P.S. The novel in question is [I]The Sun Also Rises[I] by Ernest Hemingway if that makes any difference.

----------


## Zeppelin_Child

That is one of my favorite books, and I wrote a research paper on it last year. What's your topic?

Your ideas are right on. You first need to write down a solid thesis. It should be analyzing some aspect of the book, not just explaining the plot. For example you might look at Hemingway's use of ____ to develop ____.

Once you have a focus, you need to research criticism on the novel that supports your topic. Find quotes and ideas and organize them into an outline. What points do you want to address, in what order, which criticisms support which aspect, etc... Put your strongest points last.

Then you need to find quotes from the text that support what you are saying. Try not to just use descriptive excerpts, but lines that really give some insight. Dialogue can be very telling. It is also crucial that you apply your own analysis here. The critics help to highlight important aspects of the novel, but you need to do a lot of work on your own.

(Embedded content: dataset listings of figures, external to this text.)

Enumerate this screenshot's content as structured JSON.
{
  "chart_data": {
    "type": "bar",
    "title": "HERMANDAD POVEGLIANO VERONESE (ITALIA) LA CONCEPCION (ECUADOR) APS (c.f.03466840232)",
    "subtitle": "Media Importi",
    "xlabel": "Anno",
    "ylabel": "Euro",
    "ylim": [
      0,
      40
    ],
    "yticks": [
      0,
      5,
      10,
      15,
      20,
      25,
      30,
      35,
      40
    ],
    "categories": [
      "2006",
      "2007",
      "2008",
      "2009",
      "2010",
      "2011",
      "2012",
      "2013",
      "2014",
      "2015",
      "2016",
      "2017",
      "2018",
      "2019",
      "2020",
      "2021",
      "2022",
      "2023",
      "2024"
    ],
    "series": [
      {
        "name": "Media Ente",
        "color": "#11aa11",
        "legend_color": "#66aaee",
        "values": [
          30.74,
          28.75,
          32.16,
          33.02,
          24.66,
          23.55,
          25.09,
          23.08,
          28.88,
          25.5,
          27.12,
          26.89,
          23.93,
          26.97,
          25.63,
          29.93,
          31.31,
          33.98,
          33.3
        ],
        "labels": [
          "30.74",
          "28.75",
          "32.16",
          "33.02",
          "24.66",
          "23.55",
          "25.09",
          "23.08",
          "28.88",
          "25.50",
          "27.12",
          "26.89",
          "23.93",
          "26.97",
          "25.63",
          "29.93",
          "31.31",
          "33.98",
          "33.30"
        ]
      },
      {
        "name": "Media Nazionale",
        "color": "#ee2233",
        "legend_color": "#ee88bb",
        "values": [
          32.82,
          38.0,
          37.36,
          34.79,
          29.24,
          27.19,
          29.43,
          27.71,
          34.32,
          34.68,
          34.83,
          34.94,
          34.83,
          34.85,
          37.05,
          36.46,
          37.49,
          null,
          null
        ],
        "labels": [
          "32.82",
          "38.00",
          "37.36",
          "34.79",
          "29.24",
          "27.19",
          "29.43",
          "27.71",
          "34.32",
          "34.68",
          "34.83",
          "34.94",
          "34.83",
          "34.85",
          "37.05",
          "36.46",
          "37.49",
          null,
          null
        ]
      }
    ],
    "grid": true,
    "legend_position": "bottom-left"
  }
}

In the end you want to show (not tell) why your thesis is valid, and have it well backed by critics, text, and of course your own analysis. Good luck, and if you have any more questions, let me know. I hope I was helpful!

----------


## shadowy girl

well, me too ........
I'll tell you sth, never panic, read the story, search for info about the author, then choose a good book for a start, like a book that is now a movie, so to make it more easy..and the most important thing, ENJOY READING IT!

----------


## williamholt

Better to use some best essay writing services .There are a lot of best international essay writing services available in online.you can use them.They providing best services at cheap price

----------


## hillwalker

> Better to use some best essay writing services .There are a lot of best international essay writing services available in online.you can use them.They providing best services at cheap price


Not better... lazier.

If you want to progress as a student the only way is to work hard and study the material yourself the way most of us do. Of course, if you're studying a subject you enjoy then the 'hard work' can be a pleasure and immensely rewarding. Especially when you achieve high grades.

If you want to pay someone to do the work for you and then kid yourself that you qualified on your own merit rather than someone else's then so be it.

WH's advice is probably the saddest thing I've read on here in a long time.

H

----------


## Jack of Hearts

Hill-

It's not a real response. It's an evolved form of spam.





J

----------


## hillwalker

> Hill-
> It's not a real response. It's an evolved form of spam.
> J


I gathered that J - but there are some readers on here who might think it's a genuine attempt at offering advice and be led astray.

Where are the Mods btw when they allow so much crap on here? It doesn't take that much effort to spot a spammer.  :Sad: 

H

----------


## Jack of Hearts

> I gathered that J - but there are some readers on here who might think it's a genuine attempt at offering advice and be led astray.
> 
> Where are the Mods btw when they allow so much crap on here? It doesn't take that much effort to spot a spammer. 
> 
> H


They've got their hands full with you lately.  :Wink: 







J

----------


## hillwalker

[QUOTE=Jack of Hearts;1166408]They've got their hands full with you lately.  :Wink: 

Touche...  :FRlol: 

H

----------